Guess n’a jamais eu peur des choix radicaux. Après plus de quarante ans de cotation, la marque de denim au logo triangulaire tourne le dos à Wall Street pour redevenir privée. Une décision qui surprend moins par son principe que par ce qu’elle révèle du marché. Dans un secteur où la fast fashion écrase les marges et où les investisseurs sanctionnent la moindre contre-performance trimestrielle, Guess fait le pari de se réinventer hors des radars boursiers. La transaction, qui place la propriété intellectuelle au centre de l’équation, envoie un message clair : dans la mode, l’image vaut désormais plus que le retail.

Dans le détail, l’opération valorise Guess à environ 1,4 milliard de dollars « dette comprise », pour un prix de 16,75 dollars par action. Cela représente une prime de 26 % par rapport au dernier cours coté avant l’annonce, et de près de 73 % par rapport au cours « non affecté » du 14 mars 2025. L’accord est structuré en deux volets : d’un côté, Guess quitte Wall Street, s’affranchit des exigences de transparence imposées aux sociétés cotées et gagne en liberté d’action ; de l’autre, Authentic Brands Group, géant américain spécialisé dans la gestion de marques, acquiert 51 % d’une entité détenant la quasi-totalité de la propriété intellectuelle (logo, image, licences). Les cofondateurs Maurice et Paul Marciano, aux côtés du PDG Carlos Alberini, conservent 49 % de cette IP ainsi que la direction des opérations (retail, production, e-commerce), désormais libérées du carcan des publications trimestrielles. La finalisation de la transaction est attendue au quatrième trimestre de l’exercice fiscal 2026, sous réserve d’approbations réglementaires.

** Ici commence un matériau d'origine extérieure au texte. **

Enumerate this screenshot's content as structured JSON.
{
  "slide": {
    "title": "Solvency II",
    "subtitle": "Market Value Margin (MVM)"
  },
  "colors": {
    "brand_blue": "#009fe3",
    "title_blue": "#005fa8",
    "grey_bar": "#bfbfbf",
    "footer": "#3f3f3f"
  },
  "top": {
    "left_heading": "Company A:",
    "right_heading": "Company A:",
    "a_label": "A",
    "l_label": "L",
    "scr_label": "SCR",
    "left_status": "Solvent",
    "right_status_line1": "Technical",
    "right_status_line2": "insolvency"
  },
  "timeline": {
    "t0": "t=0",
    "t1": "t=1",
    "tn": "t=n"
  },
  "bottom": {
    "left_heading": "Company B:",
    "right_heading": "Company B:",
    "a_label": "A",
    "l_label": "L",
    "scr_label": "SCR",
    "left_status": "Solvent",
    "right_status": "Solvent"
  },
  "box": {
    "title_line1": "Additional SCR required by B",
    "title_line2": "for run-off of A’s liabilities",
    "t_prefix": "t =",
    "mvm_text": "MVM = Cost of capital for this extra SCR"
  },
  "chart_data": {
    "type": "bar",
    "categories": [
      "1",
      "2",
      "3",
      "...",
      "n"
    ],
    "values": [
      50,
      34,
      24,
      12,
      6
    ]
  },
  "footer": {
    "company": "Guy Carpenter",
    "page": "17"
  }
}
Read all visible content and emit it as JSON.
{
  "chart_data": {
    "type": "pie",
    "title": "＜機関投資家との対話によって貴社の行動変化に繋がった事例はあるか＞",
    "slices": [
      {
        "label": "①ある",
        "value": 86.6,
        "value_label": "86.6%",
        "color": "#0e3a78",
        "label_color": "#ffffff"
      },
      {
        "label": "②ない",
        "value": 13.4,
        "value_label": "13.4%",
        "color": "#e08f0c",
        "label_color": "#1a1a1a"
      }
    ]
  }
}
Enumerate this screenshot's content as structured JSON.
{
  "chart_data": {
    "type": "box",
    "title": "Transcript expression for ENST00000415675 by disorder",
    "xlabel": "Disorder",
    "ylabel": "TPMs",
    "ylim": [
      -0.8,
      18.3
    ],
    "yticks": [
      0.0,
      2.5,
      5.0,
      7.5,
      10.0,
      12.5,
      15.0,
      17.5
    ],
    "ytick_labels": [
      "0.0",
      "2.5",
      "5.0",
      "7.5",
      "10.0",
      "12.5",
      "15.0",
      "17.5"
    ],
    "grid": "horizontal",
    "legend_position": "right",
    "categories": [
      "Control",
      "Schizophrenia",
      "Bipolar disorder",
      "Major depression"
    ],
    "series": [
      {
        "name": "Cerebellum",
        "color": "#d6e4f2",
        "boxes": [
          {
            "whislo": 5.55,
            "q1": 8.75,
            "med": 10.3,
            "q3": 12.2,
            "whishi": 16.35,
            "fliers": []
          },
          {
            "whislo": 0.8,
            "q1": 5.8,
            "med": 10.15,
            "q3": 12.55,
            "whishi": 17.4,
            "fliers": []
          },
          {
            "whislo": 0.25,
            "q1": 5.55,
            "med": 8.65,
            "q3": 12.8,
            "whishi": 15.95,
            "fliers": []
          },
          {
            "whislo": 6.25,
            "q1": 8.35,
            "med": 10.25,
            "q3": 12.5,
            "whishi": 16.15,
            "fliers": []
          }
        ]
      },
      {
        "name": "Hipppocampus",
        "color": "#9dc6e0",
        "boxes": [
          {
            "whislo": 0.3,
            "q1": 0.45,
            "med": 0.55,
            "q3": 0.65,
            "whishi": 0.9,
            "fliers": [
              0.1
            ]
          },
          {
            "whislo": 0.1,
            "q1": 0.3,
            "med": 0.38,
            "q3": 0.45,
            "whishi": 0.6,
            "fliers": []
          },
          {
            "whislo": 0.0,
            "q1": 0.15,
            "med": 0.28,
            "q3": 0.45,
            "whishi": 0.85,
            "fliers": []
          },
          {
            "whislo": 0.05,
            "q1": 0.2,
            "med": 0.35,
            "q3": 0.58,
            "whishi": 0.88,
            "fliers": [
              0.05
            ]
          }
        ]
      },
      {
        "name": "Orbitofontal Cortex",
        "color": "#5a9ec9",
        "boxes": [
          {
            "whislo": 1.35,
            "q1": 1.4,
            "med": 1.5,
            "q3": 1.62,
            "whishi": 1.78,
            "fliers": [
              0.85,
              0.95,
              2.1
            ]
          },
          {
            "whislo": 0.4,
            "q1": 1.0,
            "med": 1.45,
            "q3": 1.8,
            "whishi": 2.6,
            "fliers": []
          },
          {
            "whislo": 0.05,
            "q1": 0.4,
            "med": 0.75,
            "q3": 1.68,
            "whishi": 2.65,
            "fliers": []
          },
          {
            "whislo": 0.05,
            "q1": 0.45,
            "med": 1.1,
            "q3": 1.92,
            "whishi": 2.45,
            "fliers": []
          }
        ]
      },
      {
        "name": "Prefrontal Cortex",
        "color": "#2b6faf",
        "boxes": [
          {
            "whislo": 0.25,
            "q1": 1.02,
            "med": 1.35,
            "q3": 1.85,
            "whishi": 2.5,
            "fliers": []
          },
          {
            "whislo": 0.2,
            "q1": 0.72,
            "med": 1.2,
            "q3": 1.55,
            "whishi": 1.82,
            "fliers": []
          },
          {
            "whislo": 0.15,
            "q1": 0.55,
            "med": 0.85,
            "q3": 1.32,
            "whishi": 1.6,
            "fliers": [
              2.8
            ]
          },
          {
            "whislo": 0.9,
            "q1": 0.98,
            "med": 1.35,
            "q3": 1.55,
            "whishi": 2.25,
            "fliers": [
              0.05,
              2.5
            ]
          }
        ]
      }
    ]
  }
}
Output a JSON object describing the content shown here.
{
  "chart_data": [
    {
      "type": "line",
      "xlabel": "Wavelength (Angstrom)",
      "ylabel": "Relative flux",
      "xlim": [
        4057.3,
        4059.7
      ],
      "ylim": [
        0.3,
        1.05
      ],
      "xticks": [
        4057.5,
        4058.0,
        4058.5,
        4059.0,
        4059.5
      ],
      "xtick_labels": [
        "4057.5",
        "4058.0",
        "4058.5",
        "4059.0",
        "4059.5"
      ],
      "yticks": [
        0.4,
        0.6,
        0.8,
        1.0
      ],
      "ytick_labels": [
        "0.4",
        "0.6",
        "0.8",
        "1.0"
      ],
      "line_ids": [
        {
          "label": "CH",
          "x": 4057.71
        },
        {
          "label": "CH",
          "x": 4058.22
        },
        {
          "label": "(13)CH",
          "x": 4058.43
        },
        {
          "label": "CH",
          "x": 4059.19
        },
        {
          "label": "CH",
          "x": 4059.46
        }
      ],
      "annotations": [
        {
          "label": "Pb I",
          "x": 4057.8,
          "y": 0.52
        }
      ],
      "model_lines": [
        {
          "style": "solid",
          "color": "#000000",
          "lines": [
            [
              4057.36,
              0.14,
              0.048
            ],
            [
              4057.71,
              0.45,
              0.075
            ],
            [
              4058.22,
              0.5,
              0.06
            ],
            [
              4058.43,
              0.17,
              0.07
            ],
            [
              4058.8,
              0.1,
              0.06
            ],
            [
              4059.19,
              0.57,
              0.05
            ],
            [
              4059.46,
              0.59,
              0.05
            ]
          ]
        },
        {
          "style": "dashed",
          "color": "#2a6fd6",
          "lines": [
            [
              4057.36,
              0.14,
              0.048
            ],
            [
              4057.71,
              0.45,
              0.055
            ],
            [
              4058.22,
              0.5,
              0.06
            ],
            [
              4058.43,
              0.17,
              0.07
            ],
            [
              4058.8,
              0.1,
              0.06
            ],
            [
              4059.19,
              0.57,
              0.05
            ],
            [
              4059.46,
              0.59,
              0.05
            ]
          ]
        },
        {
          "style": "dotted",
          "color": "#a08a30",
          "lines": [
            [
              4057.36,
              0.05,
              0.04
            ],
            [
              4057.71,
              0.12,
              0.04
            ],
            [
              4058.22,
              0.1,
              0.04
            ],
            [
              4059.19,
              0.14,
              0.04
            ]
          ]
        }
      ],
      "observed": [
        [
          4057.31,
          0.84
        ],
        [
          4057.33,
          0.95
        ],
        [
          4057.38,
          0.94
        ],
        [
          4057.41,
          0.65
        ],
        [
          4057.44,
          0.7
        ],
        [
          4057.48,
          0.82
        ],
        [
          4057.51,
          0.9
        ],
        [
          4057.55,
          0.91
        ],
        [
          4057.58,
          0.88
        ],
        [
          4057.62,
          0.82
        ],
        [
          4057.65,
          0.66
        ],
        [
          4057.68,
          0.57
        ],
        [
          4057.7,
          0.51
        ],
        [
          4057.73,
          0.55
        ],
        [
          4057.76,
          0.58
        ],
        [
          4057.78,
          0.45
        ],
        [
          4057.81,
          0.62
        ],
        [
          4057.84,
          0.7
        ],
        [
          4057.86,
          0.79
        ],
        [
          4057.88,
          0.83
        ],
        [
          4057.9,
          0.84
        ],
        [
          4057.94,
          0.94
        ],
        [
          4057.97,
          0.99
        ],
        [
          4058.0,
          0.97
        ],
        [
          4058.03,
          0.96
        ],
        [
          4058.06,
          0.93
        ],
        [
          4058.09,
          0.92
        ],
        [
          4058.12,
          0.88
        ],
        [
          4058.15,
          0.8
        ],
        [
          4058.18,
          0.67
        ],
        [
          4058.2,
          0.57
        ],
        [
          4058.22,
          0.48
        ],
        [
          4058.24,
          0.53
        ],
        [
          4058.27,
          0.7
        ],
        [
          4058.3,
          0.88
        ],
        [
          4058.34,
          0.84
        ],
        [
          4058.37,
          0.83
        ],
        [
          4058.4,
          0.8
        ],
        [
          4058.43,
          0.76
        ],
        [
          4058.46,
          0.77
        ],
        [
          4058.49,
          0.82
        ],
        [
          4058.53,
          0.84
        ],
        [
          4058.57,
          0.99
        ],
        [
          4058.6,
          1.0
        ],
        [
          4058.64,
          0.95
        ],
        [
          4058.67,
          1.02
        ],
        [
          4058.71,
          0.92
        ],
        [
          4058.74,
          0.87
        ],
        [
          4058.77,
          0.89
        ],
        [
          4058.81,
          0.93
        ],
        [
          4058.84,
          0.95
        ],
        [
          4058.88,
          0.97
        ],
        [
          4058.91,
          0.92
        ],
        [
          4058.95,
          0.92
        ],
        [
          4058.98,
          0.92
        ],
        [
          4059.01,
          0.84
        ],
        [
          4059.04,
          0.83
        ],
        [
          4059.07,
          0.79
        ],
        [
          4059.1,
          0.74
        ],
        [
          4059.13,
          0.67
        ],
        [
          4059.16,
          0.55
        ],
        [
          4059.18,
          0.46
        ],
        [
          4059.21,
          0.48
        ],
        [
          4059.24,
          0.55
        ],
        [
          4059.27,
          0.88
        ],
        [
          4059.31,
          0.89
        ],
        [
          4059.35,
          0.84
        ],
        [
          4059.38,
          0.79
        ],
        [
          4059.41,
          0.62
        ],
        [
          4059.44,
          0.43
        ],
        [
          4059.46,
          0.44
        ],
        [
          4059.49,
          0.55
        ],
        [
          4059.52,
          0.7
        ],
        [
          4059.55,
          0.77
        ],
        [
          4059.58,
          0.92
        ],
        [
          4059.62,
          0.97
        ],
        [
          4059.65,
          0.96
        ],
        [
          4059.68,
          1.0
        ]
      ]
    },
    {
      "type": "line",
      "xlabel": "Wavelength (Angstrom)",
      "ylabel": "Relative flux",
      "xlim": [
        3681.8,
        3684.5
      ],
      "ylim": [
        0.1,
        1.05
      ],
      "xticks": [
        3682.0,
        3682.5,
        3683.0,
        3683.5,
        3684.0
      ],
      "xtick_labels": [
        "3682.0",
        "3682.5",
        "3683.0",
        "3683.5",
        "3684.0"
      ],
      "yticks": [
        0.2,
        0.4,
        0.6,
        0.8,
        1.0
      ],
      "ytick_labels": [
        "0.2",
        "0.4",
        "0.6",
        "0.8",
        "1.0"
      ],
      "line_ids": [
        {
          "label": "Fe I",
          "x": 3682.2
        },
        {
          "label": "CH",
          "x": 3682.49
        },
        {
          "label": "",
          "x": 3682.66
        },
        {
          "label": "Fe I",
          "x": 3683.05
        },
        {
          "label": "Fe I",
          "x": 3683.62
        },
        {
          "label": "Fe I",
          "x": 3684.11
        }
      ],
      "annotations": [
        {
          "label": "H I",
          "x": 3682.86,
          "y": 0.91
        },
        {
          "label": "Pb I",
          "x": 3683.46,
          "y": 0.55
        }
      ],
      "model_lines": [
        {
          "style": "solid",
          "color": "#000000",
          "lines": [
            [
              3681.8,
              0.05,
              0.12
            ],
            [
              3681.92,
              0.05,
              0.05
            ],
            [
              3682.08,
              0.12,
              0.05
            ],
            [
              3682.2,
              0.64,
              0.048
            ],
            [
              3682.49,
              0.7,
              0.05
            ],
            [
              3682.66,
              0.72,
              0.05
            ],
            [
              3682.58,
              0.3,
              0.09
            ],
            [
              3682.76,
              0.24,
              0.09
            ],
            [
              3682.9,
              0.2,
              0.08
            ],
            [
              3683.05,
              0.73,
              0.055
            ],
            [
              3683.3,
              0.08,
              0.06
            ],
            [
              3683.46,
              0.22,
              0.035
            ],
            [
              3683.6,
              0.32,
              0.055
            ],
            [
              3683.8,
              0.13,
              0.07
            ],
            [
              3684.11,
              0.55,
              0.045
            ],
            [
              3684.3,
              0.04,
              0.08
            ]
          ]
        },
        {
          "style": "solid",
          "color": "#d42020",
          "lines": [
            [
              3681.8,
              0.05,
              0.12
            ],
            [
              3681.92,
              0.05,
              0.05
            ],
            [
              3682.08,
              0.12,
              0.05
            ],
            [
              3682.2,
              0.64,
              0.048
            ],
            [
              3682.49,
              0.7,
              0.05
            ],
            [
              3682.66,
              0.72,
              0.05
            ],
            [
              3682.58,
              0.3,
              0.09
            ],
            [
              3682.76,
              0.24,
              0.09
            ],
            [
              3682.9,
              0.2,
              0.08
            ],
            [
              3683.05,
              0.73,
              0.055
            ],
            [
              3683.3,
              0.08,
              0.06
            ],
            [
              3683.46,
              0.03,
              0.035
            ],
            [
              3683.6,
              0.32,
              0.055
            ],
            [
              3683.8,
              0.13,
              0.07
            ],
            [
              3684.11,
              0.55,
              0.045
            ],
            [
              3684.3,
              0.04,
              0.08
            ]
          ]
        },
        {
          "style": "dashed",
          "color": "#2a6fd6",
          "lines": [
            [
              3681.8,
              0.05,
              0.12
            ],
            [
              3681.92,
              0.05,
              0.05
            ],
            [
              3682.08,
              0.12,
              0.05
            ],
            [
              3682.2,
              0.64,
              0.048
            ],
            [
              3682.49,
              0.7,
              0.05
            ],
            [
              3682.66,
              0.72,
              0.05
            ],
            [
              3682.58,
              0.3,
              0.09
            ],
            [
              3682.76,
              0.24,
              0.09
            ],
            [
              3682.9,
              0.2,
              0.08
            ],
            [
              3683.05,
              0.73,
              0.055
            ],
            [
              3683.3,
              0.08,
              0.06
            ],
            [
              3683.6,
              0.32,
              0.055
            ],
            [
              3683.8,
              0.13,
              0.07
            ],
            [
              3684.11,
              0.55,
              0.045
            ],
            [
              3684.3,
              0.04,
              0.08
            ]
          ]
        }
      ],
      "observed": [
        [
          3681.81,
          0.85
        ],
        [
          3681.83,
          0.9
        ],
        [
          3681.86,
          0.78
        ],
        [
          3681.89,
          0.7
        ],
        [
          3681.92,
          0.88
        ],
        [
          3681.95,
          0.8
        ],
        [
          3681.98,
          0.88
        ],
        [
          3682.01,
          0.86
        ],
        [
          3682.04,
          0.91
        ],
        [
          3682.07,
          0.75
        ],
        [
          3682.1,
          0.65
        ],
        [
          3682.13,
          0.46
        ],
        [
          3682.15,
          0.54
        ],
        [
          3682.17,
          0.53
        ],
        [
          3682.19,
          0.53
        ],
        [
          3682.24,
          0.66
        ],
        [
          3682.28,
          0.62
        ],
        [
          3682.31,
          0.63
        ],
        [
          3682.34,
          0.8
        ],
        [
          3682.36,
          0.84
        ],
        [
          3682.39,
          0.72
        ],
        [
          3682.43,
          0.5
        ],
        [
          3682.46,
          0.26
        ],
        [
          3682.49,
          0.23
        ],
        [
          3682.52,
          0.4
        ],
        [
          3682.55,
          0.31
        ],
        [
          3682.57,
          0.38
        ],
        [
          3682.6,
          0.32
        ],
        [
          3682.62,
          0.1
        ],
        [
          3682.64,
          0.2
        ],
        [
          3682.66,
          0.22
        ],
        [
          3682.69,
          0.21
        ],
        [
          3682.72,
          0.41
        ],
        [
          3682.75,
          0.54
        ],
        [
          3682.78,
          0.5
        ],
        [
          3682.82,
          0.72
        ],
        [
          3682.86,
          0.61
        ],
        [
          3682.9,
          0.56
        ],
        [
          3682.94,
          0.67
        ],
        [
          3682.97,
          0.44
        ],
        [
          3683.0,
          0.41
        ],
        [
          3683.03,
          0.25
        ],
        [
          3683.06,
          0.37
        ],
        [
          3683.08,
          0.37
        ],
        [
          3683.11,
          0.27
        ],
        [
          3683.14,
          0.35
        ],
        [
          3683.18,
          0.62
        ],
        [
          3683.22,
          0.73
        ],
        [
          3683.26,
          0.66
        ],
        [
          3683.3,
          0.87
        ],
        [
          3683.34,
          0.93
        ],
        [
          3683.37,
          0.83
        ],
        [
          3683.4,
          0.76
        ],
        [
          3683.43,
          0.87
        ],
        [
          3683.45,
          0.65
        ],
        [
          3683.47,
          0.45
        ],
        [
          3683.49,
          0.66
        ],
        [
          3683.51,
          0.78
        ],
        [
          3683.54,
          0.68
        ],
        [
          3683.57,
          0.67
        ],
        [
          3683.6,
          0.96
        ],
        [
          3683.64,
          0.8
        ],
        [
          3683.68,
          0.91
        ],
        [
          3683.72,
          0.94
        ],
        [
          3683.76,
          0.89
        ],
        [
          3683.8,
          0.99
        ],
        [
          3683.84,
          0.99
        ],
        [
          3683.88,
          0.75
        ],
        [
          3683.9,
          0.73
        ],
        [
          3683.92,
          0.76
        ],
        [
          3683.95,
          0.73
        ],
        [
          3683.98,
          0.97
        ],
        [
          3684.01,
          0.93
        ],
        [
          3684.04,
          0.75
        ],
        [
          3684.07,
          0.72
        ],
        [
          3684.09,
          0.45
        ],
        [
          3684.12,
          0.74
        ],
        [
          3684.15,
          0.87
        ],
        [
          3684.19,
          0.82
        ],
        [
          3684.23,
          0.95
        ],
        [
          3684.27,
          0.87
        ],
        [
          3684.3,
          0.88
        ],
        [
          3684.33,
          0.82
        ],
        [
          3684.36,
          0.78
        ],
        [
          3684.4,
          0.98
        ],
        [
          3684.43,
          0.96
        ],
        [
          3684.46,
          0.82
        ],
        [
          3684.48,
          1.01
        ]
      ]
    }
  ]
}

« Grâce à cette transaction, nous avons hâte de nous appuyer sur les progrès significatifs réalisés pour renforcer notre organisation, améliorer la notoriété de la marque et accroître l’engagement de nos clients », a déclaré Carlos Alberini, PDG de Guess, dans un communiqué officiel.

Miser sur l’image : une bonne idée ?

Quitter Wall Street, pour Guess, c’est avant tout se libérer d’un cadre devenu trop étroit. Les exigences de rentabilité à court terme, les publications trimestrielles, les arbitrages imposés par les marchés : autant de contraintes peu compatibles avec les cycles longs de la mode et l’incertitude propre à une industrie rythmée par les tendances.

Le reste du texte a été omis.